Bill alias Doc von Dr. Strange Records ist ein alter Bekannter aus frühesten Ox-Tagen. Im Osten der endlosen Vorortwüsten von Los Angeles betreibt er seit über zehn Jahren einen der wenigen verbliebenen Punkrock-Plattenläden der Region, bringt auf seinem vor über 20 Jahren gestarteten Label, auf dem einst unter anderem VOODOO GLOW SKULLS und FACE TO FACE veröffentlichten, auch heute noch gelegentlich eine Platte raus, und handelt mit gebrauchten Punkrockscheiben, ist eine der besten und günstigsten Quellen für rares Vinyl alter englischer und amerikanischer Bands.

Was war die erste Platte, die du dir selbst gekauft hast, und wie hast du zu diesen Vinylscheiben so eine tiefe Zuneigung entwickelt??

Verrückt, dass ich das tatsächlich noch weiß! 1971 oder ’72, da war ich fünf oder sechs, habe ich mir „Skywriter“ von den JACKSON FIVE in einem Drugstore namens Thrifty’s gekauft. Soweit ich mich erinnern kann, bin ich jedes Wochenende davon aufgewacht, dass mein Dad laut Musik gehört hat, meistens Neil Diamond. Jeder in meiner ganzen Familie hat Musik geliebt, also schätze ich mal, dass ich es einfach in die Wiege gelegt bekommen habe.

Wie würdest du den Unterschied zwischen einem gelegentlichen Plattenkäufer und einem Sammler beschreiben? Was macht diese Sucht aus?

Na ja, wie du schon sagst: Es ist auf jeden Fall eine Sucht. Ich denke, manche Menschen tragen das einfach in sich. Ob es um Comics, Baseballkarten, Actionfiguren oder Platten geht: Eine ist nie genug. Wenn du einmal eine Band gefunden hast, die dir wirklich gefällt, dann willst du alles haben, jede Pressung, jede Farbe. Der „normale“ Musikfan dagegen kauft sich ab und zu mal etwas. Es ist genau diese Sucht, wegen der ich mit dem Sammeln aufgehört habe, als ich vor zwölf Jahren meinen Laden eröffnete. Ich wusste, dass ich den ganzen guten Kram lieber behalten wollen würde anstatt ihn zu verkaufen.
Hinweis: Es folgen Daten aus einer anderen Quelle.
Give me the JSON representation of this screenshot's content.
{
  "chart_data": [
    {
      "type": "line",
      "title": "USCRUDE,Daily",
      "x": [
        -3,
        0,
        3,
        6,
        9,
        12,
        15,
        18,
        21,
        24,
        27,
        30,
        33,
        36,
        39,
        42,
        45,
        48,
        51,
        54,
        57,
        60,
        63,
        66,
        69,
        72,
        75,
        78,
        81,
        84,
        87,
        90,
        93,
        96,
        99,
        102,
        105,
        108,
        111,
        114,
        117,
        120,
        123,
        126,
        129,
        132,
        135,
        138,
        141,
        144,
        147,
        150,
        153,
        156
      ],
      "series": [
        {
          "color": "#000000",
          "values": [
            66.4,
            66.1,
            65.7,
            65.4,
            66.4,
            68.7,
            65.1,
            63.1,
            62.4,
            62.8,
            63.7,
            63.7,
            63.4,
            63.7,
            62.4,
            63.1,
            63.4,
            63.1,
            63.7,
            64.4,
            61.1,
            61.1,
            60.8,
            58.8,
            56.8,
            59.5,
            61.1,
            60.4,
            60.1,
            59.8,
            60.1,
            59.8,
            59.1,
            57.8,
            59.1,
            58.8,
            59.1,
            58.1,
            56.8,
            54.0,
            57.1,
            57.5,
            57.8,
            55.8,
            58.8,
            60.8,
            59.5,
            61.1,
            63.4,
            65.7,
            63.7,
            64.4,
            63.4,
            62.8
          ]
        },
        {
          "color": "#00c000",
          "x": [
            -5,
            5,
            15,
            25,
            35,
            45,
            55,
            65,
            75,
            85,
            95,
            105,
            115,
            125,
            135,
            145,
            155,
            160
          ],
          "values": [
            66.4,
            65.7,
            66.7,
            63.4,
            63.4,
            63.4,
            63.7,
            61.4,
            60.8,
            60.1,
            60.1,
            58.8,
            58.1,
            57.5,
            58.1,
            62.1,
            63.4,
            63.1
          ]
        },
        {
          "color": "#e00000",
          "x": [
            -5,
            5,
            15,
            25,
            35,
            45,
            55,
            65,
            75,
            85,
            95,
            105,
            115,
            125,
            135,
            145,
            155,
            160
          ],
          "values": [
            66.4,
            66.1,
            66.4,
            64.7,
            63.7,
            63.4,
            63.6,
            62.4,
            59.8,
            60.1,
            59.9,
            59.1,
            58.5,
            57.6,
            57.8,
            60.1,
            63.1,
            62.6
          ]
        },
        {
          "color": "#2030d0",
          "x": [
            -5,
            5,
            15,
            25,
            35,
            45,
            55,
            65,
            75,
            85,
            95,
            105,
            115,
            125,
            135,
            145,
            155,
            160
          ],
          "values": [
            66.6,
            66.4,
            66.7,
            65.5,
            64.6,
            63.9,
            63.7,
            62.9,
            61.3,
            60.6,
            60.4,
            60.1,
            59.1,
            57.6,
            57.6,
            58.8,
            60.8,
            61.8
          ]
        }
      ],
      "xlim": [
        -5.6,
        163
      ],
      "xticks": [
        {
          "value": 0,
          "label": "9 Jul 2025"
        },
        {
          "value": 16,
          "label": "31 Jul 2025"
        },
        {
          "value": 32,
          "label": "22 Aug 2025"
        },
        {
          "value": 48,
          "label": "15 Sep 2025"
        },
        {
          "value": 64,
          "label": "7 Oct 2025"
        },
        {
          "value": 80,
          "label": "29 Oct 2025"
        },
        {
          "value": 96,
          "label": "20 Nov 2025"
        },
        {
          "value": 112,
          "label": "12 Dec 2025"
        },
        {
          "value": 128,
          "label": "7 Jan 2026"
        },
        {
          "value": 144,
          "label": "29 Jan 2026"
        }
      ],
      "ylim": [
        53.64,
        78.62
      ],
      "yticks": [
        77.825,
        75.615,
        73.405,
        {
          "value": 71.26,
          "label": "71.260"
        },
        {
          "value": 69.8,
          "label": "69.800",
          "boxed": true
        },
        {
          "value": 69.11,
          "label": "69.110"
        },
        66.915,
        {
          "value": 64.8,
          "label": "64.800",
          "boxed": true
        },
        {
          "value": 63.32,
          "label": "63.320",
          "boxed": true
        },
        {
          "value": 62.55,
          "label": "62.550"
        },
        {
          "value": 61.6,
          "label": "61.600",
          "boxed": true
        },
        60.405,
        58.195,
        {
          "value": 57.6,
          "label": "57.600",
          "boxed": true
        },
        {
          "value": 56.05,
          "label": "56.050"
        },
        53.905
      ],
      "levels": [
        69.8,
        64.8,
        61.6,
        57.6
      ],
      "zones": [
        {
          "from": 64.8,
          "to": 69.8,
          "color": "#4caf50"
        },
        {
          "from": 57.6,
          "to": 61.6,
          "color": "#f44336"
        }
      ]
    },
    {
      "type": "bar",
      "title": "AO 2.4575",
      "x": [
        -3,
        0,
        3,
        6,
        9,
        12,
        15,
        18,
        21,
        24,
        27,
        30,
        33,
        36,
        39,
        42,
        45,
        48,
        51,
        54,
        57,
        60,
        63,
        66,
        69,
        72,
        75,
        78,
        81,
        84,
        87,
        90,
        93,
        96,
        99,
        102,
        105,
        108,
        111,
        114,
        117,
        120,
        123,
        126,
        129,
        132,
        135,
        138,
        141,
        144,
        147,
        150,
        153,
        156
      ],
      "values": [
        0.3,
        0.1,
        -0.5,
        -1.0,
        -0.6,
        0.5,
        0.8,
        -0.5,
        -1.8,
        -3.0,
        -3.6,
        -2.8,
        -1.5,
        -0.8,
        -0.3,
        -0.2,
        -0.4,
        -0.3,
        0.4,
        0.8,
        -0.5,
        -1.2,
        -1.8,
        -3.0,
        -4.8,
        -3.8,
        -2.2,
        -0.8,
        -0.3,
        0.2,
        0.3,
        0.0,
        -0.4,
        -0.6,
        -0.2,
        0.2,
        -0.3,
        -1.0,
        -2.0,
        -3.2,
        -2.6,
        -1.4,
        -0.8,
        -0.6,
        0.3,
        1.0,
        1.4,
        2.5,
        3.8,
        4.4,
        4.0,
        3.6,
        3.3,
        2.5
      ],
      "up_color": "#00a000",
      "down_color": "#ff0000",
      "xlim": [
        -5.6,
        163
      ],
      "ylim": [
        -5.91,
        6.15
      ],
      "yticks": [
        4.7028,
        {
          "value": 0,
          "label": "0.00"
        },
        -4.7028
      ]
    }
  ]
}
Deshalb habe ich mich auf kalten Entzug gesetzt. Natürlich kommt es mal vor, dass ich mir etwas nehme, was in den Laden kommt. Wenn es eine seltene Platte ist, tausche ich sie mit einer aus meiner Sammlung. Auf die Weise gebe ich auch dem Laden etwas zurück und behalte nicht alle guten Platten für mich.

Wie groß ist deine Sammlung, was ist dein bevorzugtes Sammelgebiet und was ist deine wertvollste Platte, im nicht-materiellen Sinne? Und gibt es eine Platte, die du noch immer suchst und nicht gefunden hast?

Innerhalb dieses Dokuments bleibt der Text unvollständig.